Поэтому — вставать в ещё темно утра, не вылезать из тира, бегать, плавать, зубрить "Гоэтию" до головной боли и отрабатывать святые знаки, пока не заболит рука. И отчаянно завидовать кузине Кларе, которой можно иногда тусить с друзьями и ходить в МакДональдс есть картошку, и которая однажды станет невестой Предка, а не женой собственного сопливого братишки.
Сопливый братишка умер, когда Марии было четырнадцать. Споткнулся и сломал шею. Родители отчаянно надеялись, что виноваты охотники, но правда в том, что мелкий негодник вечно налетал на все углы и запинался на ровном месте.
Просто однажды ему не повезло.
Марии тоже — ей подыскали другого мужа на смену брату, дядю Рональда, как раз похоронившего третью жену. И как только не жало дяде Соломону и остальным расходовать ресурс — ведь женщин Розен не так уж много, а без них не будет чистокровных детей.
Хотя Мария и сама не чистокровная.
Наверное, таких не жалко.
Она изо всех сил пыталась смириться.
Радовалась, что в виде извинения отец позволил ей учиться в школе, а не экстерном сдавать экзамены. Что можно сидеть за партой с Кларой и писать ей глупые, смешные записульки прямо во время уроков. Что тренировок стало меньше. Что взяли в ягд-бригаду, признав её таланты.
По-прежнему, конечно, завидовала кузине, настоящей Невесте, но всё меньше и меньше: она-то уедет в США, а дядя Рональд не вечен и уже старик, а Клара... Клара будет жить где-то неясно где в лесу, где тайный замок Предка, и видеть только охрану да служителей, и то по праздникам.
Лучше лежать под дядей, чем сидеть под замком — такое её мнение.
Конечно, не исключено, что придётся совмещать... но об этом Мария не думала, потому что очень не хотела думать.
Она ведь смириться пыталась, а не довести себя до отчаяния.
* * *
Ягд-бригаду созывали нечасто. Обычно — когда в окрестностях Тайного Замка начинали совсем уж буйствовать местные криптиды, приползшие на запах силы Предка.

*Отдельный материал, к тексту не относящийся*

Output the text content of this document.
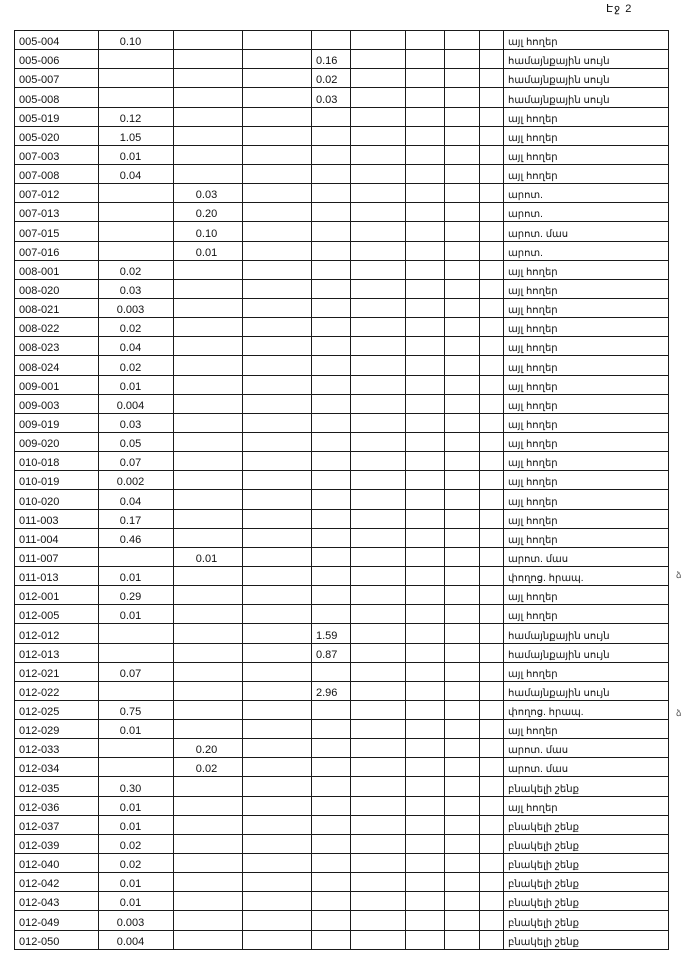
Էջ 2
005-004	0.10								այլ հողեր
005-006				0.16					համայնքային սույն
005-007				0.02					համայնքային սույն
005-008				0.03					համայնքային սույն
005-019	0.12								այլ հողեր
005-020	1.05								այլ հողեր
007-003	0.01								այլ հողեր
007-008	0.04								այլ հողեր
007-012		0.03							արոտ.
007-013		0.20							արոտ.
007-015		0.10							արոտ. մաս
007-016		0.01							արոտ.
008-001	0.02								այլ հողեր
008-020	0.03								այլ հողեր
008-021	0.003								այլ հողեր
008-022	0.02								այլ հողեր
008-023	0.04								այլ հողեր
008-024	0.02								այլ հողեր
009-001	0.01								այլ հողեր
009-003	0.004								այլ հողեր
009-019	0.03								այլ հողեր
009-020	0.05								այլ հողեր
010-018	0.07								այլ հողեր
010-019	0.002								այլ հողեր
010-020	0.04								այլ հողեր
011-003	0.17								այլ հողեր
011-004	0.46								այլ հողեր
011-007		0.01							արոտ. մաս
011-013	0.01								փողոց. հրապ.
012-001	0.29								այլ հողեր
012-005	0.01								այլ հողեր
012-012				1.59					համայնքային սույն
012-013				0.87					համայնքային սույն
012-021	0.07								այլ հողեր
012-022				2.96					համայնքային սույն
012-025	0.75								փողոց. հրապ.
012-029	0.01								այլ հողեր
012-033		0.20							արոտ. մաս
012-034		0.02							արոտ. մաս
012-035	0.30								բնակելի շենք
012-036	0.01								այլ հողեր
012-037	0.01								բնակելի շենք
012-039	0.02								բնակելի շենք
012-040	0.02								բնակելի շենք
012-042	0.01								բնակելի շենք
012-043	0.01								բնակելի շենք
012-049	0.003								բնակելի շենք
012-050	0.004								բնակելի շենք
ձ
ձ
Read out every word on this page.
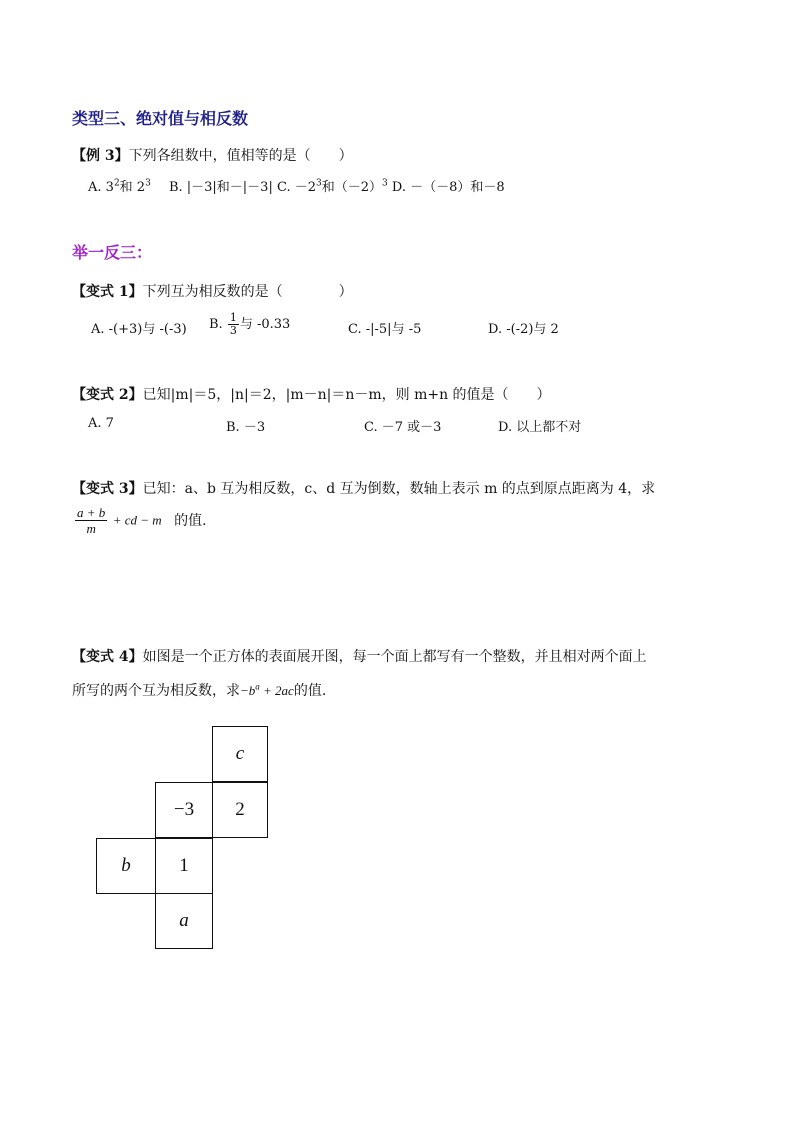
类型三、绝对值与相反数
【例 3】下列各组数中，值相等的是（　　）
A. $3^2$和 $2^3$ B. |－3|和－|－3| C. $-2^3$和$(-2)^3$ D. －（－8）和－8
举一反三：
【变式 1】下列互为相反数的是（　　　　）
A. -(+3)与 -(-3) B. $\frac{1}{3}$ 与 -0.33	C. -|-5|与 -5	D. -(-2)与 2
【变式 2】已知|m|＝5，|n|＝2，|m－n|＝n－m，则 m+n 的值是（　　）
A. 7	B. －3	C. －7 或－3	D. 以上都不对
【变式 3】已知：a、b 互为相反数，c、d 互为倒数，数轴上表示 m 的点到原点距离为 4，求
$\frac{a + b}{m}$ + cd − m 的值.
【变式 4】如图是一个正方体的表面展开图，每一个面上都写有一个整数，并且相对两个面上
所写的两个互为相反数，求$-b^a + 2ac$的值.
c
−3	2
b	1
a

Работёнка не очень приятная, но в целом простая: стреляешь, стаскиваешь отстрелянное в кучу, сжигаешь, повторяешь процесс.
Но в тот день ей дали совсем другое задание.
— Садитесь на самолёт, летите в Екатеринбург, — сказал егермейстер, Теодор-Кристиан. — Там вам выдадут всё нужное. Будем устранять предателя.
— Предателя? — Мария ещё не научилась молча принимать любой приказ, ещё хотела узнать, что и зачем.
— Отступник Бертольд Розен вышел на Перекресток и предложил им координаты Тайного Замка, — ответил егермейстер. — Это непростительно.
Бертольд, значит.
Ещё один дядя. Бунтарь, который ещё в семидесятых сбежал в Россию, на Урал, женился на местной женщине и отказался от семейной чести. Дядя Соломон его любил, поэтому позволил и бунт, и даже отступничество. Но даже братской любви положен предел. Нельзя предавать Предка его врагам.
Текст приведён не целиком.